The Indian scholarly tradition in general, especially the part of it influenced by Marxism, has been adept at using the concept of “class” as a structure of exploitation and seeing this exploitation and the struggles around it as a major driving force in society. But both caste and the “oppression” of women have been viewed, from their perspective, simply as part of the “superstructure,” something influenced by but not causally influencing and shaping other social institutions. Feminists for some time have been insisting on treating “patriarchy” as an autonomous structure of exploitation and analysing gender conflicts—but they have not looked much at caste and have not been ready, in turn, to see the caste system as an autonomous social institution in the way that the use of the term “brahmanism” signals.

In her report on the ​​ divorced and deserted women of Sangli, Maharashtra, who mobilised to demand that the state recognise their existence as individuals and as heads of households, Omvedt wrote that their “struggle to survive” as propertyless and resourceless women is due to the existence of a “Brahmanic social law.” 

Whatever the law of the land, it is in reality the Brahmanic social law which holds in the rural areas, and is applied to women of any religion and any caste (with the partial exception of Adivasis): “As children, women should be under the control of their fathers, when adults, under the control of their husbands, when old under control of their sons; women should never be independent!”

When women are not considered “head of household” they are seen as “dependents,” subsumed, as Omvedt notes, under the care of their male family members even if they are not getting any economic support from them.

[W]omen struggle from a highly disadvantaged position.
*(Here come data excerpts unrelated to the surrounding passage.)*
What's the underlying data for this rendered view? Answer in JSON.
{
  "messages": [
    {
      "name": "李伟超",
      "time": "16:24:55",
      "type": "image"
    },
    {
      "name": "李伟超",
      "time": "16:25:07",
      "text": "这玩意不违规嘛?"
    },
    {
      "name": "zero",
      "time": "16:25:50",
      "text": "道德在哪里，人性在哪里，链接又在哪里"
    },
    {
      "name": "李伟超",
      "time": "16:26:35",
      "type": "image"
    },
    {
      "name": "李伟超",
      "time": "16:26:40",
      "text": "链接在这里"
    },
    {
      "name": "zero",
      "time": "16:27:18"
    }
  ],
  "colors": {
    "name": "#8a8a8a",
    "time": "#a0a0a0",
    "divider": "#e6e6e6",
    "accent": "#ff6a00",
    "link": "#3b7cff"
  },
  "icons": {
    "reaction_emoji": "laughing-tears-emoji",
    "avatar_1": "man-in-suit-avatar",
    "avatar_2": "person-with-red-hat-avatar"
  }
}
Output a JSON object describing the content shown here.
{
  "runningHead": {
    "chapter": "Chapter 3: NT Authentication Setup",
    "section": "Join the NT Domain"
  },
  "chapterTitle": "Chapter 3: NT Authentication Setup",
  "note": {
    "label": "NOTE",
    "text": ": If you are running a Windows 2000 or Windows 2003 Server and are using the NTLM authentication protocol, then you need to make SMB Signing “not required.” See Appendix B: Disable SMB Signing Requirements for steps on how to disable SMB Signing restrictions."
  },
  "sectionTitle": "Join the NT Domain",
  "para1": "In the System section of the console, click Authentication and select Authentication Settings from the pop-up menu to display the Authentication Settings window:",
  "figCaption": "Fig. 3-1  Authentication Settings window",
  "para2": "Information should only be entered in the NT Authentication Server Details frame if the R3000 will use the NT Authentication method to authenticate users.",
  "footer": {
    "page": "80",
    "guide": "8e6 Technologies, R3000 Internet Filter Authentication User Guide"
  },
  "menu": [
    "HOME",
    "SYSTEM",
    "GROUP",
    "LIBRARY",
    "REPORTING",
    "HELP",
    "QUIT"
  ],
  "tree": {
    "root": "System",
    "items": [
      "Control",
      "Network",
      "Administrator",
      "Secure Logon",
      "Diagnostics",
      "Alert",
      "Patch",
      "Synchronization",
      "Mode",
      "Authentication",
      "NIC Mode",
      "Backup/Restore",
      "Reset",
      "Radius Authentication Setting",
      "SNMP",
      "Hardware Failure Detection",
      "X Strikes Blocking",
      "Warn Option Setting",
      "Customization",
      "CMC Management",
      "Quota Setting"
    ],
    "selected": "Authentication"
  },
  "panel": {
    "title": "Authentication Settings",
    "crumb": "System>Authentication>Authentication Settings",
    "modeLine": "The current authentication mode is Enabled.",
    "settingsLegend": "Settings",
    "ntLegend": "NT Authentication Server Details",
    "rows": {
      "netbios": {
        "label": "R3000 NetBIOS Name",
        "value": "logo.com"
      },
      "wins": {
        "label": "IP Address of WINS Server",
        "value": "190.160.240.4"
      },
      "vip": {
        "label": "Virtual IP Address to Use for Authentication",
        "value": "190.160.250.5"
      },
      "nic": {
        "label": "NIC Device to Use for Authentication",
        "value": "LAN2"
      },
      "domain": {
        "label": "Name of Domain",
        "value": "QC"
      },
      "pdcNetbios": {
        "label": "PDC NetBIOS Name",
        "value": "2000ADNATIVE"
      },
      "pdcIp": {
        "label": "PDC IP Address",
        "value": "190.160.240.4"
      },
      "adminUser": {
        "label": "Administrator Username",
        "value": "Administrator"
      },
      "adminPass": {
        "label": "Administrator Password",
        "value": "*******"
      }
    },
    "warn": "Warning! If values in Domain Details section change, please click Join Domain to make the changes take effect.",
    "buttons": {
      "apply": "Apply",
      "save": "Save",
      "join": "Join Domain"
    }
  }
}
They have little knowledge of the law; and due to the negative nature of the propaganda about common civil code, most Muslim women do not know that they have any rights at all. Government-provided lawyers for the poor are rarely energetic, and “free legal aid” is never free.

Omvedt wrote that  men were quite ready to exert their power over property and send their wives away, or, as Omvedt highlights the common Marathi term for it, “throwing them away.” This “patriarchal kinship structure” renders women as landless and homeless, further making them “the poorest and the most exploited” half of the population. 

Studies for example, show that while women agricultural labourers earn about half of what men do, they contribute slightly more to total household expenses—not to speak of their unpaid household labour and child care. Of course we do not really need academic studies to show that men spend a good portion of their earnings on tea, cigarettes, and liquor and an occasional mutton dinner while women—except perhaps a bit of oil for their hair—give almost all their earnings to the household.

Omvedt, as Jodhka wrote, also “took on the mighty human rights activist of Hyderabad, K Balagopal, during 1986–87 in an extremely interesting debate on agrarian politics, defending the populist framing of it by the Shetkari Sangathana in the pages of EPW.” In an article part of the very debate, Omvedt concludes that Dalits, women and peasants were not “marginalised by capital; their blood, sweat and tears (their labour power) have been central to the accumulation of capital. They have been marginalised by the categories of the traditional left.”

It does seem clear that neither the left nor any of the social movements will really give priority to the needs of women in defining revolution until women organise themselves with some kind of autonomous power inside and outside of all the existing popular movements and organisations.

Chakravarti in her tribute to Omvedt points towards the irony of an American woman who came to India to study but stayed on as a committed scholar of Maharashtra. Omvedt’s genius, as Chakravarti also notes, was in the dialogue she enabled between feminism, socialism and Marxism. Through her academic pursuits as well as her engagement in public life, Omvedt transgressed and redefined many boundaries: between the outsider and the insider, theory and praxis.